I built the original Rest Is History Interrogator in 2023, it was partly an experiment to see how effective code generation could be in building hobby projects. It proved very effective but the original version ended up being a bit of a mess and hard to maintain. I built simple AI functionality into that version but didn't release it because the API costs at the time were too high to justify. Since then, the cost of AI inference has fallen dramatically to the point where it's reasonable to make the functionality available. It's still a fairly naive RAG implementation but works well enough.
This version is a mostly complete rewrite of the original and a demonstration of how much easier it is to build applications with the tools that are now available. Code generation is now sufficiently effective that large parts of application functionality can be built without writing any code at all. Indeed, there are parts of the application code that I've barely even looked at.
We are very nearly at the point where any individual can build tools which make their lives or jobs easier which is a very exciting prospect.
I'm Matthew. Like many others, podcasts have mostly replaced the radio as the primary way I listen to audio for entertainment, professional information and news.There are a few podcasts, including The Rest is History for which I have listened to many if not all episodes.
Some, like EconTalk have transcripts available to read and search, but most do not.
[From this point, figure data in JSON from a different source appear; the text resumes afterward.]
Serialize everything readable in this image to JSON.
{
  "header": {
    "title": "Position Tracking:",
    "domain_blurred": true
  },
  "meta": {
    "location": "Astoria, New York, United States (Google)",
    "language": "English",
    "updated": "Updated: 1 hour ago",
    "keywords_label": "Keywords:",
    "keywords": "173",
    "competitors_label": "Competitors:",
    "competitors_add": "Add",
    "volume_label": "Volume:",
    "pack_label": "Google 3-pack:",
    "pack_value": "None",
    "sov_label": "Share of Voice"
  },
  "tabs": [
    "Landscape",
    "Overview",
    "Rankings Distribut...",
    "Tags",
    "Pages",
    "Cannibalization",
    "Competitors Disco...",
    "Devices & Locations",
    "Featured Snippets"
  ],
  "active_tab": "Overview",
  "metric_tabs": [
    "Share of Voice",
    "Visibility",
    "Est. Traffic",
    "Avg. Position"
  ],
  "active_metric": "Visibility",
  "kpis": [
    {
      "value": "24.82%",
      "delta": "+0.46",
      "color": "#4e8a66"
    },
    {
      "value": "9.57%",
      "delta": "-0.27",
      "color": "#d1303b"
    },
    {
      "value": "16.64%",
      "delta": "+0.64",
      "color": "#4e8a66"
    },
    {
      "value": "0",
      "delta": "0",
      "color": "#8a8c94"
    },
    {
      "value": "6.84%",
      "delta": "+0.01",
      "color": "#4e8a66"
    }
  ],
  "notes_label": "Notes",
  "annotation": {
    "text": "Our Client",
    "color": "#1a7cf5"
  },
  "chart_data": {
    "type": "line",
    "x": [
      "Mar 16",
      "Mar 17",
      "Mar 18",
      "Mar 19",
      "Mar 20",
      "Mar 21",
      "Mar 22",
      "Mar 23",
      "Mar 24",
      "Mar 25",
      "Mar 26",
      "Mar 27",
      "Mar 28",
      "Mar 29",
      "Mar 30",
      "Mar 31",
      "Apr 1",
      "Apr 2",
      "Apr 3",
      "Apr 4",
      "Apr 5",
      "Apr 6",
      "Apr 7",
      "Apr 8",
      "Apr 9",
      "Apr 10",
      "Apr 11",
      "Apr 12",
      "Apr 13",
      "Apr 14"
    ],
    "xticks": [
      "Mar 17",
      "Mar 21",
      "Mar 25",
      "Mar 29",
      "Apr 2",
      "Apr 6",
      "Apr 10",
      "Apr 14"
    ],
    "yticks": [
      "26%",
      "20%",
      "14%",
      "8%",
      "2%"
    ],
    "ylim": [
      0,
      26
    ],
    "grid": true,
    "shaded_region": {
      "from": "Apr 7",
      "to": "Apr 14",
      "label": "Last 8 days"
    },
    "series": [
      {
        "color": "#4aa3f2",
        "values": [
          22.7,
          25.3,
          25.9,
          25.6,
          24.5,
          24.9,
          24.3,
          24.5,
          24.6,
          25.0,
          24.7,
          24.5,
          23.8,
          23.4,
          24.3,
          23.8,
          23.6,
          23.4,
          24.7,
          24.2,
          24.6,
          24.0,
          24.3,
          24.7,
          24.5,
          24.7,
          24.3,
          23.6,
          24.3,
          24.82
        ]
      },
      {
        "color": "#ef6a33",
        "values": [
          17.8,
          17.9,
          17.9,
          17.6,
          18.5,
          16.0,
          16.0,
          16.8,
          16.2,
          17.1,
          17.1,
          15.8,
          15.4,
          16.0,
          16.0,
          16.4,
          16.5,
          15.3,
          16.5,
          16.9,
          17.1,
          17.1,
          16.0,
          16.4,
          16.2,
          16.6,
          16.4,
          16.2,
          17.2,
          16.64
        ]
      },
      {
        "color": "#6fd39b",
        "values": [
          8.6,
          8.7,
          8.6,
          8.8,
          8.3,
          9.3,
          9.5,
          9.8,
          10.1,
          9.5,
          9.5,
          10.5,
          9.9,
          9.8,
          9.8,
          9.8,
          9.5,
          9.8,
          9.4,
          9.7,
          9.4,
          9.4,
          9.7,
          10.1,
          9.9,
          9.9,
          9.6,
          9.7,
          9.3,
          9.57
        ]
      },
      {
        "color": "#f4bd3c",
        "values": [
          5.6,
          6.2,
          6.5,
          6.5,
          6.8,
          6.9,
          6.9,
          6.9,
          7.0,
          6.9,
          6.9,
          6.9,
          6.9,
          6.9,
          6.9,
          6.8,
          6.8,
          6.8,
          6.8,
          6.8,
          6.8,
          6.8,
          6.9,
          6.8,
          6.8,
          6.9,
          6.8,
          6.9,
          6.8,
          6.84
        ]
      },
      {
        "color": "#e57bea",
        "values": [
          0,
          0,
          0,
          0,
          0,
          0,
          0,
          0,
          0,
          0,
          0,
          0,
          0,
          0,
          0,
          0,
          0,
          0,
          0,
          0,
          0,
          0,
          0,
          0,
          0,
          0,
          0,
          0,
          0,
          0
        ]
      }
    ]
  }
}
This makes discovering whether someone said what you think they did or told a story the way you remember it difficult. Building a searchable database of transcripts of any podcast I might fancy has long been a back-burner project which, like most of my back-burner projects I didn't have any real expectation of doing. It's not that I couldn't do it, but that the knowledge I would need to acquire to do it wasn't all that useful to me outside of the specific project and so the investment of time was difficult to justify.
That changed when large language models (LLMs) started to become effective ways to help build - or just build - code. The project became more managable still when OpenAI released their Whisper project which offered the ability to do high-quality transcriptions of any audio in many languages on consumer grade computer hardware. Then Georgi Gerganov worked minor miracles to port that to C++ dramatically increasing the performance and hence reducing the compute and time required to transcribe. His whisper.cpp project meant I could get 400 episodes of The Rest is History transcribed using 3 computers (an old i7 server, an i5 Mac Mini and a M1 Macbook Air) in my house over about 72 hours. As this was winter, I even got to keep my office warm by doing it...
The combination of Whisper.cpp, GitHub CoPilot and the original ChatGPT got the first version of the application built much faster that I could have done it myself and without having to spend money on transcription services from Google GCP or Amazon AWS. With the launch of GPT4 it's even easier to get write code that works well enough to be useful. Anyone with experience building web-based applications professionally will notice all the signs that I don't do that in the quality of the HTML.
I've now added some further functionality to complement the simple search functionality. I've used the OpenAI embeddings service to create a better (or different at any rate) version of the search which allows for more free-form (semantic in the industry jargon) searches. The original would find nothing for a search of "the wrong shoes affecting global politics" or "Cromwell's behaviour in Ireland" but the new version does. While this is an improvement, it's really just the groundwork to allow a LLM to search the podcast and answer questions about it. That already works rather well but I need to figure out how to avoid it costing me a fortune.
This whole thing has been a bit of fun and an experiment is learning how much a below average developer can get done using the tools that are now available to us. I hope you find it useful.